Compensation payments to the finance leader were sufficiently high enough to trigger Internal Revenue Code Section 280G.
Analyzed the computations performed by the company and proposed strategies to potentially reduce the amount of the excise tax owed.
Reduced tax bill on the excess compensation, which minimized the amount of the payment which was not subject to the corporate tax deduction for the company he departed.
The CFO of a public company was departing following a change of control. Due to a lack of planning on the part of the company, compensation payments to the finance leader were sufficiently high enough to trigger Internal Revenue Code Section 280G, the so-called “golden parachute rules”. Section 280G applies to payments when there is a change in control of a corporation. If officers, certain shareholders and other highly compensated individuals — known as disqualified individuals — receive parachute payments that are, in the aggregate, equal to or greater than three times the individual’s average compensation for the past five years, the compensation in excess of one times the five year average is subject to an excise tax of 20% in addition to regular income and payroll taxes. Additionally, Section 280G disallows a corporate tax deduction for the payments subject to the excise tax. The executive’s former company offered a gross-up bonus to help offset some of the taxes, but he was still going to be on the hook for tens of thousands of dollars in taxes out of his own pocket.
The executive turned to Armanino Tax partner Peter Klinger for assistance in analyzing the computations performed by the company and proposing strategies that could potentially reduce the amount of the excise tax he owed. In addition, the executive asked for guidance to ensure that the new company he was joining would not run into similar problems in the future. By assessing the valuation that the executive’s previous firm had done through their consulting partner, Klinger was able to identify factors like non-compete worth and reasonable compensation for future services, as well as errors in the analysis, that had a significant beneficial effect on the tax due.

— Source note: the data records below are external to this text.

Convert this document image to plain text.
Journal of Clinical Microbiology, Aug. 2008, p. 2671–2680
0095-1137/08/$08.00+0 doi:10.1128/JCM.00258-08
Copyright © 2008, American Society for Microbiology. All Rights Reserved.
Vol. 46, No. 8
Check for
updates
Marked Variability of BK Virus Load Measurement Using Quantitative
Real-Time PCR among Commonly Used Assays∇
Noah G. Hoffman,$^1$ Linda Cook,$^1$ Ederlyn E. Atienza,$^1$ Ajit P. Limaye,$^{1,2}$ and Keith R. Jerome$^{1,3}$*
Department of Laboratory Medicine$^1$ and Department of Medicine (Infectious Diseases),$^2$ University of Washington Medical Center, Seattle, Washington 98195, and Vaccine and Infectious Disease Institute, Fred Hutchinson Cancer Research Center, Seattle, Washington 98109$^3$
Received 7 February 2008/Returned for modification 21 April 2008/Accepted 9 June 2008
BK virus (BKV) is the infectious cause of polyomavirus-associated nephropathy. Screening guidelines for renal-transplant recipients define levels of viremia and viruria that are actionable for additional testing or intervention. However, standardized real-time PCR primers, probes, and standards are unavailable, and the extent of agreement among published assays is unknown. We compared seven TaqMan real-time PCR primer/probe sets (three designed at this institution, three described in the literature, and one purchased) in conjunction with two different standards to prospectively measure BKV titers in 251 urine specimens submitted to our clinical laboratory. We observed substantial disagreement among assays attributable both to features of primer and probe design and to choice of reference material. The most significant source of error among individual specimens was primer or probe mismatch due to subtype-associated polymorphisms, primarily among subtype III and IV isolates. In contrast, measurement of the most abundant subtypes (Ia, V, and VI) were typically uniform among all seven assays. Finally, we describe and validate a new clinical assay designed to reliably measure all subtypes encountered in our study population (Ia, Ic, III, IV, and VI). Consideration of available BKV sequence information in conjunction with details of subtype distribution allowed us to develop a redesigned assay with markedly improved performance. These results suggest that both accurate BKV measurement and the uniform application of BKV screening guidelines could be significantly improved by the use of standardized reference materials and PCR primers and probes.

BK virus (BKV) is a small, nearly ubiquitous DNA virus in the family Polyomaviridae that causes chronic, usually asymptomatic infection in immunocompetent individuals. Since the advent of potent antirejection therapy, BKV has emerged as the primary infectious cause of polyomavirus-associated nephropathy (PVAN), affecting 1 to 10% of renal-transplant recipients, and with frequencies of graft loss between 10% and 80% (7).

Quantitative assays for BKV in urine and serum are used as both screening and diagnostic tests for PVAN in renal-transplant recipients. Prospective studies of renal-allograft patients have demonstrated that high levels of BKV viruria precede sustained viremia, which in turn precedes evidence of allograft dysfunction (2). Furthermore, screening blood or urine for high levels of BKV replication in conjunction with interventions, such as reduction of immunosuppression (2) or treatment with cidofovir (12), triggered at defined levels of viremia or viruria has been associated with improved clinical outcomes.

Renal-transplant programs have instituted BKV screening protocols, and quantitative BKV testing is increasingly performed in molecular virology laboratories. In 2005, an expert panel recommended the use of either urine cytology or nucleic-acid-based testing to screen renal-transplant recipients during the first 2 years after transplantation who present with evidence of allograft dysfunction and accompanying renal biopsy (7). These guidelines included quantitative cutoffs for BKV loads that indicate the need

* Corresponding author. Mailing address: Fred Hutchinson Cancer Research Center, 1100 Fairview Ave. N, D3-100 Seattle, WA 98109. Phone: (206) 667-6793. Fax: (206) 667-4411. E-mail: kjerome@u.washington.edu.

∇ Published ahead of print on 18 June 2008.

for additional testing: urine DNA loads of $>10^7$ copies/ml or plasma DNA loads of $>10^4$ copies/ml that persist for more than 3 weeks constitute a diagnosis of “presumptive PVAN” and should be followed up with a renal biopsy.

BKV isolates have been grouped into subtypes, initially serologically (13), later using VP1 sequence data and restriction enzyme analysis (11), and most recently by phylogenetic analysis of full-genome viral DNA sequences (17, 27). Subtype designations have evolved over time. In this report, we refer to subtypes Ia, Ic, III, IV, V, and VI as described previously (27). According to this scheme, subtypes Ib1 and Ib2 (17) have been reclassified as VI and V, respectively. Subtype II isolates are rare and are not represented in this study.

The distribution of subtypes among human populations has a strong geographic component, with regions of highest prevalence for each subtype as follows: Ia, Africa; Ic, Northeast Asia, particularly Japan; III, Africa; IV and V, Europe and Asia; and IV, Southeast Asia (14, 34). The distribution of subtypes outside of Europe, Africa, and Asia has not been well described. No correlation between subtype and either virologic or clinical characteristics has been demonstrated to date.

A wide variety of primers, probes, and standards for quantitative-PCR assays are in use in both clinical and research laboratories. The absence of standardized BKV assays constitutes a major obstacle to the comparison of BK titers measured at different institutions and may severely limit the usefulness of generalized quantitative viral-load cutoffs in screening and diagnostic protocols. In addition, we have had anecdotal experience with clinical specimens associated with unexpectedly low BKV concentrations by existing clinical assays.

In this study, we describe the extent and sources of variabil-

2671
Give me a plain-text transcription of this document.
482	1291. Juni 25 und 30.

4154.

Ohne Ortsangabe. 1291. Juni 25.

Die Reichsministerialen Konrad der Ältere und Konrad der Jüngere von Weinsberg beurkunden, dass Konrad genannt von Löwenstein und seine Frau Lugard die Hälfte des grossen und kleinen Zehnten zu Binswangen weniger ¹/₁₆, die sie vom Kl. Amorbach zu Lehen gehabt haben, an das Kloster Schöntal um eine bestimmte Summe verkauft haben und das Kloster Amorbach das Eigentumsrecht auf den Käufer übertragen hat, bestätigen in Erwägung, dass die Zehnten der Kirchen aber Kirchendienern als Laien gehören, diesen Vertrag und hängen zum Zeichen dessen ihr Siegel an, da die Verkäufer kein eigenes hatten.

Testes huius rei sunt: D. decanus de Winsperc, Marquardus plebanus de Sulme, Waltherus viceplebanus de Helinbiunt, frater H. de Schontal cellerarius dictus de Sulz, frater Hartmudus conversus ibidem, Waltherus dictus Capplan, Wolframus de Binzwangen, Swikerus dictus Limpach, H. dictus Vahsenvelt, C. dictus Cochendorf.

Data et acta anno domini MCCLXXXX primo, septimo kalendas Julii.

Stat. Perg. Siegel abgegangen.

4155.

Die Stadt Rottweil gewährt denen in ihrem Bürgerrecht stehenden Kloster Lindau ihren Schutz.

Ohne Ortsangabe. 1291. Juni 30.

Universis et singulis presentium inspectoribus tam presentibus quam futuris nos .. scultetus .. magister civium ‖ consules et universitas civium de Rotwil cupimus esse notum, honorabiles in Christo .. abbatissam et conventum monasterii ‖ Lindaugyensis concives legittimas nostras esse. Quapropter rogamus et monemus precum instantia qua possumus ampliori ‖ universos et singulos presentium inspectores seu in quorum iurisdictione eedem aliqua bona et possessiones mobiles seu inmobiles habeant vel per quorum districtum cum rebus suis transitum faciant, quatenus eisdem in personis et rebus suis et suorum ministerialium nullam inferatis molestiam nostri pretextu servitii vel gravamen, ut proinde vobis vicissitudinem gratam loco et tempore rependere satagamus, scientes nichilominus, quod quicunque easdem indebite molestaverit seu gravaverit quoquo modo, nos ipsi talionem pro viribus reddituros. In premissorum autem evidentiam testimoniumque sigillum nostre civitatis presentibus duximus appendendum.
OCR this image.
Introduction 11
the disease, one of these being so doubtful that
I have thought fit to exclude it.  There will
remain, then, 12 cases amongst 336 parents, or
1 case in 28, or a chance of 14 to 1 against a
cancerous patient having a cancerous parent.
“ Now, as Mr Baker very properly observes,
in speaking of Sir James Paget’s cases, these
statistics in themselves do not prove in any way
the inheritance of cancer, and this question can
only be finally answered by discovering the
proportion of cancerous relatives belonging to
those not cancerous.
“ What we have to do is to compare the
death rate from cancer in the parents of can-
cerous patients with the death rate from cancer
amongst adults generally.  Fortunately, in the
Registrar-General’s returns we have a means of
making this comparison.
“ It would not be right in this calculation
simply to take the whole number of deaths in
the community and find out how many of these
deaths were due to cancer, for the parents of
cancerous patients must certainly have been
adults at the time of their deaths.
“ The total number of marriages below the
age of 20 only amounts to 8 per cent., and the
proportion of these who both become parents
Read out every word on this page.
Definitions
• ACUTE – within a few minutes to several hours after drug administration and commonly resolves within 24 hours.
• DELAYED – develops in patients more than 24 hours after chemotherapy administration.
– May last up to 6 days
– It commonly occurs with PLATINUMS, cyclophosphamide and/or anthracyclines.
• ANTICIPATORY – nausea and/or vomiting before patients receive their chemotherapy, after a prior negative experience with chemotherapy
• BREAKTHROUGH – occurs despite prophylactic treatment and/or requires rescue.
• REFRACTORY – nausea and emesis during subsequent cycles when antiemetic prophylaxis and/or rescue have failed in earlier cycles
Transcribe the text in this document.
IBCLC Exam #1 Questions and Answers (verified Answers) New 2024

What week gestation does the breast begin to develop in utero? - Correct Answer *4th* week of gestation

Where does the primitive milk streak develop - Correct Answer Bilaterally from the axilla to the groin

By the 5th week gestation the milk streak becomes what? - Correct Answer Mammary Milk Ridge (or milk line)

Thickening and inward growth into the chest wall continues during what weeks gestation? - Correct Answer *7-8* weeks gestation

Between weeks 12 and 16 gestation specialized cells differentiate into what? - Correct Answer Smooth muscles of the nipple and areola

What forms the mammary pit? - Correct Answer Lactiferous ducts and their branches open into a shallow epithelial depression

Klinger was able to help the executive significantly reduce his tax bill on the excess compensation, which also minimized the amount of the payment which was not subject to the corporate tax deduction for the company he was departing. The executive was so happy with the results that he asked Klinger to play a role in helping to bring another employee on board at his new company who also had just gone through a change of control and faced substantial excise taxes. Through negotiation, Klinger expects to reduce or eliminate entirely the new employee’s tax burden, which will allow the executive to reduce the sign-on bonus necessary to land his future colleague.